Files
openclaw/docs/nodes/images.md

3.9 KiB
Raw Blame History

summary, read_when, title
summary read_when title
Image and media handling rules for send, gateway, and agent replies
Modifying media pipeline or attachments
Image and media support

The WhatsApp channel runs via Baileys Web. This document captures the current media handling rules for send, gateway, and agent replies.

Goals

  • Send media with optional captions via openclaw message send --media.
  • Allow auto-replies from the web inbox to include media alongside text.
  • Keep per-type limits sane and predictable.

CLI Surface

  • openclaw message send --media <path-or-url> [--message <caption>]
    • --media optional; caption can be empty for media-only sends.
    • --dry-run prints the resolved payload; --json emits { channel, to, messageId, mediaUrl, caption }.

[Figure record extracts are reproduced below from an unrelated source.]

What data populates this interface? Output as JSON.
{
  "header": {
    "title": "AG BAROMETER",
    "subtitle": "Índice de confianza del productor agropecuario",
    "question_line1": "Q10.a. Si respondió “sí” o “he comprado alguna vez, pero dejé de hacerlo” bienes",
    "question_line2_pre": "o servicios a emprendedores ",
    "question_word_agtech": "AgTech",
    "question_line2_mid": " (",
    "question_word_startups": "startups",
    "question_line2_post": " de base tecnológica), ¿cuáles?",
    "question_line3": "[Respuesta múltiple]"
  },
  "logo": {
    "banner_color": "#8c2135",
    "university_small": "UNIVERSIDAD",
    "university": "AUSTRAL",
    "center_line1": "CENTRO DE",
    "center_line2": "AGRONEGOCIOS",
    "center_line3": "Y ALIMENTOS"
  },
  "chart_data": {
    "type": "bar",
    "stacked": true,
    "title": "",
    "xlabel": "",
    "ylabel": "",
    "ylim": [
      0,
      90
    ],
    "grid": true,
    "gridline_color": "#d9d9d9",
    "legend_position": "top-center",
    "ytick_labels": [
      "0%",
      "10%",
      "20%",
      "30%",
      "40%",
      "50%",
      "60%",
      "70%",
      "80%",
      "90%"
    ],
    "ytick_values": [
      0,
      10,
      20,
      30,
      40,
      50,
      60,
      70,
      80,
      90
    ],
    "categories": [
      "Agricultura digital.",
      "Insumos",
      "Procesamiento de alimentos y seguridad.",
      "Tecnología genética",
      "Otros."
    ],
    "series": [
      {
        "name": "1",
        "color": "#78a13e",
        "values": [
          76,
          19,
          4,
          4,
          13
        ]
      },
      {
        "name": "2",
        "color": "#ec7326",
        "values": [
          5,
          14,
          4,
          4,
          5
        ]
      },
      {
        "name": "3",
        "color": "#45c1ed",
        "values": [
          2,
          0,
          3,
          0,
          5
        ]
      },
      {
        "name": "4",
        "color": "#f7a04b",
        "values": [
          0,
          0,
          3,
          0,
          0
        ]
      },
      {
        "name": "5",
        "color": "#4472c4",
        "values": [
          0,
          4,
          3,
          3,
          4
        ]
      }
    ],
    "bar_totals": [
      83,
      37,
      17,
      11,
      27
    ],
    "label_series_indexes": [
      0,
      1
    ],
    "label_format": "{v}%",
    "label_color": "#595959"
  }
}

WhatsApp Web channel behavior

  • Input: local file path or HTTP(S) URL.
  • Flow: load into a Buffer, detect media kind, and build the correct payload:
    • Images: resize & recompress to JPEG (max side 2048px) targeting channels.whatsapp.mediaMaxMb (default: 50MB).
    • Audio/Voice/Video: pass-through up to 16MB; audio is sent as a voice note (ptt: true).
    • Documents: anything else, up to 100MB, with filename preserved when available.
  • WhatsApp GIF-style playback: send an MP4 with gifPlayback: true (CLI: --gif-playback) so mobile clients loop inline.
  • MIME detection prefers magic bytes, then headers, then file extension.
  • Caption comes from --message or reply.text; empty caption is allowed.
  • Logging: non-verbose shows ↩️/; verbose includes size and source path/URL.

Auto-Reply Pipeline

  • getReplyFromConfig returns { text?, mediaUrl?, mediaUrls? }.
  • When media is present, the web sender resolves local paths or URLs using the same pipeline as openclaw message send.
  • Multiple media entries are sent sequentially if provided.

Inbound media to commands (Pi)

  • When inbound web messages include media, OpenClaw downloads to a temp file and exposes templating variables:
    • {{MediaUrl}} pseudo-URL for the inbound media.
    • {{MediaPath}} local temp path written before running the command.
  • When a per-session Docker sandbox is enabled, inbound media is copied into the sandbox workspace and MediaPath/MediaUrl are rewritten to a relative path like media/inbound/<filename>.
  • Media understanding (if configured via tools.media.* or shared tools.media.models) runs before templating and can insert [Image], [Audio], and [Video] blocks into Body.
    • Audio sets {{Transcript}} and uses the transcript for command parsing so slash commands still work.
    • Video and image descriptions preserve any caption text for command parsing.
    • If the active primary image model already supports vision natively, OpenClaw skips the [Image] summary block and passes the original image to the model instead.
  • By default only the first matching image/audio/video attachment is processed; set tools.media.<cap>.attachments to process multiple attachments.

Limits and errors

Outbound send caps (WhatsApp web send)

  • Images: up to channels.whatsapp.mediaMaxMb (default: 50MB) after recompression.
  • Audio/voice/video: 16MB cap; documents: 100MB cap.
  • Oversize or unreadable media → clear error in logs and the reply is skipped.

Media understanding caps (transcription/description)

  • Image default: 10MB (tools.media.image.maxBytes).
  • Audio default: 20MB (tools.media.audio.maxBytes).
  • Video default: 50MB (tools.media.video.maxBytes).
  • Oversize media skips understanding, but replies still go through with the original body.

Notes for Tests

  • Cover send + reply flows for image/audio/document cases.
  • Validate recompression for images (size bound) and voice-note flag for audio.
  • Ensure multi-media replies fan out as sequential sends.